DECCAN CHRONICLE | Nagabhsuahanm Hoskote

Published on: June 27, 2023 | Updated on: June 27, 2023

The Tungabhadra reservoir remained in a worse condition in the past 10 years of average storage due to the rain deficit and drought this season. (Representational Image: DC)

Anantapur: A delay in the arrival of Southwest monsoon continued to adversely impact major irrigation projects of AP under the Krishna basin. Poor inflows and less storage are major concerns during what should be the peak rainy season.  

Medium irrigation projects are reporting minimum storage levels to meet the emergency needs of drinking water and irrigation in Rayalaseema region.  

The Tungabhadra reservoir remained in a worse condition in the past 10 years of average storage due to the rain deficit and drought this season. TB dam, an interstate project with its major sources of inflows from the Western Ghats through Southwest monsoon, had experienced an adverse impact even for about a month after its entry.

On Tuesday, TB dam recorded only 4.06 tmc-ft storage with worse inflows of 228 cusecs. There were 139 cusecs last year.

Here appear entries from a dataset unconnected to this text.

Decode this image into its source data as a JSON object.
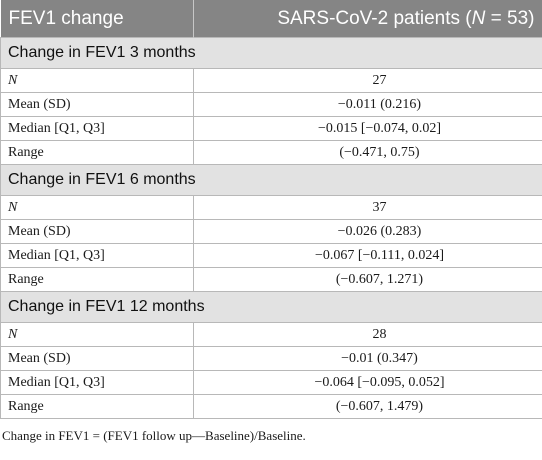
{
  "header": {
    "col1": "FEV1 change",
    "col2_prefix": "SARS-CoV-2 patients (",
    "col2_n": "N",
    "col2_suffix": " = 53)"
  },
  "sections": [
    {
      "title": "Change in FEV1 3 months",
      "rows": [
        {
          "label": "N",
          "value": "27"
        },
        {
          "label": "Mean (SD)",
          "value": "−0.011 (0.216)"
        },
        {
          "label": "Median [Q1, Q3]",
          "value": "−0.015 [−0.074, 0.02]"
        },
        {
          "label": "Range",
          "value": "(−0.471, 0.75)"
        }
      ]
    },
    {
      "title": "Change in FEV1 6 months",
      "rows": [
        {
          "label": "N",
          "value": "37"
        },
        {
          "label": "Mean (SD)",
          "value": "−0.026 (0.283)"
        },
        {
          "label": "Median [Q1, Q3]",
          "value": "−0.067 [−0.111, 0.024]"
        },
        {
          "label": "Range",
          "value": "(−0.607, 1.271)"
        }
      ]
    },
    {
      "title": "Change in FEV1 12 months",
      "rows": [
        {
          "label": "N",
          "value": "28"
        },
        {
          "label": "Mean (SD)",
          "value": "−0.01 (0.347)"
        },
        {
          "label": "Median [Q1, Q3]",
          "value": "−0.064 [−0.095, 0.052]"
        },
        {
          "label": "Range",
          "value": "(−0.607, 1.479)"
        }
      ]
    }
  ],
  "footnote": "Change in FEV1 = (FEV1 follow up—Baseline)/Baseline."
}
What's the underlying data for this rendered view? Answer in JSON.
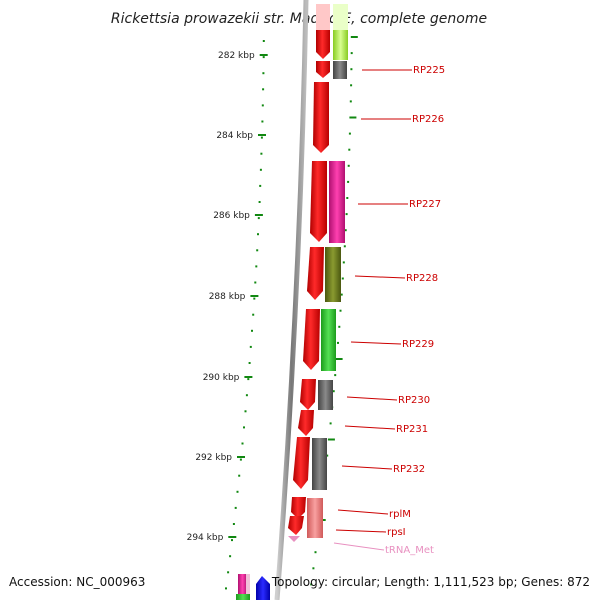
{
  "title": "Rickettsia prowazekii str. Madrid E, complete genome",
  "footer": {
    "accession": "Accession: NC_000963",
    "summary": "Topology: circular; Length: 1,111,523 bp; Genes: 872"
  },
  "ruler": {
    "labels": [
      "282 kbp",
      "284 kbp",
      "286 kbp",
      "288 kbp",
      "290 kbp",
      "292 kbp",
      "294 kbp"
    ]
  },
  "genes": [
    {
      "name": "RP225",
      "color": "#cc0000"
    },
    {
      "name": "RP226",
      "color": "#cc0000"
    },
    {
      "name": "RP227",
      "color": "#cc0000"
    },
    {
      "name": "RP228",
      "color": "#cc0000"
    },
    {
      "name": "RP229",
      "color": "#cc0000"
    },
    {
      "name": "RP230",
      "color": "#cc0000"
    },
    {
      "name": "RP231",
      "color": "#cc0000"
    },
    {
      "name": "RP232",
      "color": "#cc0000"
    },
    {
      "name": "rplM",
      "color": "#cc0000"
    },
    {
      "name": "rpsI",
      "color": "#cc0000"
    },
    {
      "name": "tRNA_Met",
      "color": "#e890c0"
    }
  ],
  "colors": {
    "cds": "#ff0000",
    "backbone": "#888888",
    "ruler_ticks": "#118811",
    "cog_pink": "#e6289b",
    "cog_olive": "#6b7a1a",
    "cog_green": "#33cc33",
    "cog_gray": "#666666",
    "cog_salmon": "#f08080",
    "cog_lime": "#99dd33",
    "trna": "#e890c0"
  }
}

TB dam has 10.86 tmc-ft storage capacity and is in a deserted condition. TB dam officials said average inflow into the reservoir during the last 10 years was 7,309 cusecs, but there was havoc during this year.

"If no flash floods are reported in upstream parts of the Western Ghats, the situation would be worse. There would even be a change in the allocations to AP and a part of Telangana, including Karnataka," a board official said.   

The TB dam condition is to adversely impact on the projects downstream of AP up to Srisailam dam and also Nagarjunasagar due to the connectivity of Krishna river.

The Srisailam dam recorded only 15 per cent fill of water, at 33.58 tmc-ft, as against the full storage capacity of 215.81 tmc-ft. The water level is maintained at 808.7-ft and this is not beneficial for the Rayalaseema  sources.  

The other major source of Almatti in Karnataka was still with 15 per cent fill of water and there were no inflows into the reservoir so far. On Tuesday, Almatti dam recorded a level of just 20.2tmc-ft as against its full storage capacity of 129.72tmc-ft.  

However, the medium projects continued with minimum storage of water coming from sources of HNSS and GNSS projects even in drought-hit areas of Rayalaseema region.

The Jurala project is maintained at 7.76tmc-ft level, with 80 pc capacity and is discharging 1562 cusecs of outflow.  

The  medium irrigation projects in the state have 46tmc-ft as against the normal requirement of 115tmc-ft. The Gollapalli reservoir, part of the HNSS project, has 1.91tmc-ft, at 78 per cent capacity. Similarly, the  Cherlopall reservoir has 1.25tmc-ft with 77.49 per cent of water capacity.

Further, hundreds of irrigation projects are having full water during the peak summer season after water was filled from various projects through lift irrigation.